Frank Mund, Kreishandwerksmeister und Präsident des Kfz-Gewerbes NRW, zu seiner Sicht auf die Zukunft der Mönchengladbacher Mobilität.

Foto: Julia Vogel

Viele Rechengrößen dafür, wie sich Mönchengladbachs Mobilität in der Zukunft gestalten wird, stellt die Corona-Pandemie gerade auf den Kopf: Berufspendler bleiben im Home-Office, Fahrgemeinschaften splitten sich in Individualfahrten auf, der öffentliche Nahverkehr ist mit den Abstandsregeln völlig überfordert und immer mehr Einkäufe werden über Lieferdienste abgewickelt. Was davon bleibt, wenn die Pandemie eines Tages überwunden ist? – Respekt, wer schon heute eine Antwort darauf weiß.

Mir zeigt es, dass wir die Zukunft der Mobilität flexibel, vernetzt und auf individuelle Bedürfnisse ausgelegt denken müssen. Jedes Entweder-oder ist da völlig fehl am Platz. Die Lebenswirklichkeit zeigt, dass die Wahl der Verkehrsmittel von den verschiedensten Faktoren abhängt, etwa von der persönlichen Lebenssituation, dem Alter, dem Wohnumfeld oder auch einfach der Jahreszeit.  

Was wir wissen ist, dass an jedem normalen Werktag rund 52.000 Menschen den Wohn- und Wirtschaftsstandort Mönchengladbach verlassen, um ihren regulären Arbeitsplatz zu erreichen. Parallel dazu zieht es knapp 54.00 Einpendler zur Arbeit in unsere Stadt. Vor Ausbruch der Pandemie haben nach Erhebungen des ADAC 70 Prozent all dieser Pendler einen Pkw genutzt. Ich denke nicht, dass sich der Anteil nach dem Ende der Pandemie wesentlich verändert haben wird. Hinzu kommt: Weder die Wohnorte der Auspendler noch die Arbeitsorte der Einpendler liegen ausschließlich in der Peripherie. Ein schleuniges Durchqueren der Stadt mit dem Auto wird daher weiterhin ein entscheidendes Merkmal dafür sein, wie attraktiv sich Mönchengladbach als Wohn- und Wirtschaftsstandort präsentieren kann.

Abgesehen von den Ein- und Auspendlern stellt in Mönchengladbach das Handwerk einen wesentlichen Faktor des Wirtschaftsstandorts dar. Der Großteil unserer 3.500 Firmen mit 17.000 Mitarbeitenden und deren Familien ist fest im Stadtgebiet verankert. Auch für sie muss es ein überzeugendes Mobilitätskonzept geben, das aus deutlich mehr als nur einem Fahrbahnstreifen für Lastenfahrräder besteht. Baustellen im Umkreis von 50 Kilometern wollen erreichbar bleiben. Unsere Kunden und Zulieferer brauchen freie An- und Abfahrtswege. Wir sind davon überzeugt, dass sich eine lebenswerte Stadt durch ebenso lebenswerte Quartiere auszeichnet, in denen es keine Monokulturen, sondern eine offene Mischung aus Wohnen, Arbeiten, Bildung, Gesellschaft und fußläufig erreichbaren Einkaufsmöglichkeiten gibt.

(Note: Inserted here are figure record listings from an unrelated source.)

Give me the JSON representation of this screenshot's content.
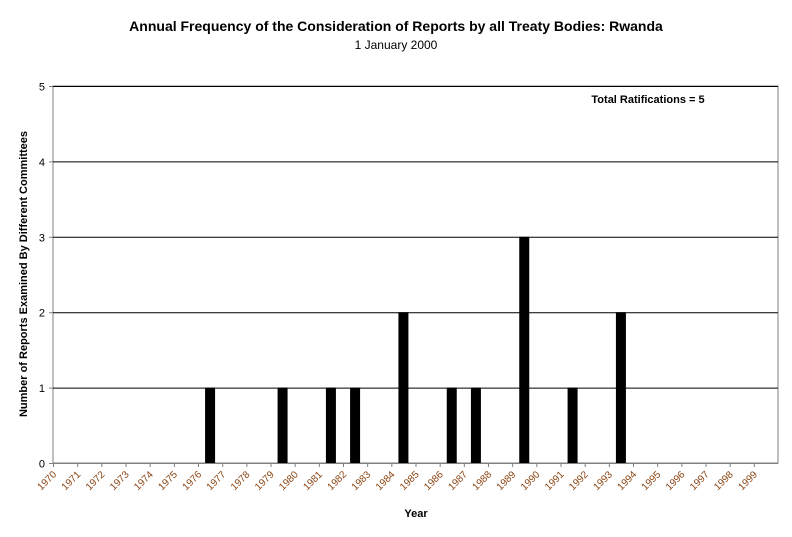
{
  "chart_data": {
    "type": "bar",
    "title": "Annual Frequency of the Consideration of Reports by all Treaty Bodies: Rwanda",
    "subtitle": "1 January 2000",
    "xlabel": "Year",
    "ylabel": "Number of Reports Examined By Different Committees",
    "annotation": "Total Ratifications = 5",
    "ylim": [
      0,
      5
    ],
    "yticks": [
      0,
      1,
      2,
      3,
      4,
      5
    ],
    "grid": true,
    "categories": [
      "1970",
      "1971",
      "1972",
      "1973",
      "1974",
      "1975",
      "1976",
      "1977",
      "1978",
      "1979",
      "1980",
      "1981",
      "1982",
      "1983",
      "1984",
      "1985",
      "1986",
      "1987",
      "1988",
      "1989",
      "1990",
      "1991",
      "1992",
      "1993",
      "1994",
      "1995",
      "1996",
      "1997",
      "1998",
      "1999"
    ],
    "values": [
      0,
      0,
      0,
      0,
      0,
      0,
      1,
      0,
      0,
      1,
      0,
      1,
      1,
      0,
      2,
      0,
      1,
      1,
      0,
      3,
      0,
      1,
      0,
      2,
      0,
      0,
      0,
      0,
      0,
      0
    ],
    "colors": {
      "bar": "#000000",
      "grid": "#000000",
      "axis": "#808080",
      "tick_label": "#8b4513"
    }
  }
}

Nicht zuletzt: Das Handwerk baut diese Zukunft der Mobilität! Wir sorgen für Schnellladestationen unterwegs und zu Hause, die Fahrtüchtigkeit schadstoffarmer Pkw und Lkw, elektronische Vernetzung und IT-Steuerung, die Energieversorgung durch Photovoltaik- und Solaranlagen und schließlich auch für die Bauleistung bei der Neuaufteilung von Verkehrsräumen.

Deshalb plädiere ich für eine Mobilitätsplanung in unserer Stadt, die sehr wohl den gesetzlichen Vorgaben für die Luftreinhaltung entspricht, aber nicht an den individuellen Bedürfnissen von uns Mönchengladbachern vorbeischnellt. Kein Entweder-oder! Für mich liegt die Zukunft in einer synaptischen Vernetzung der Angebote: Ortsnähe von Park-and-ride-Parkplätzen zu ÖPNV-Haltestellen und Radstationen, digitale Vernetzung der Angebote und eine intelligente Verkehrssteuerung. Aus meiner Sicht muss der Fokus zukünftig auf der gesamten Mobilitätskette und nicht mehr nur auf einzelnen Verkehrsträgern und Verkehrsmitteln liegen.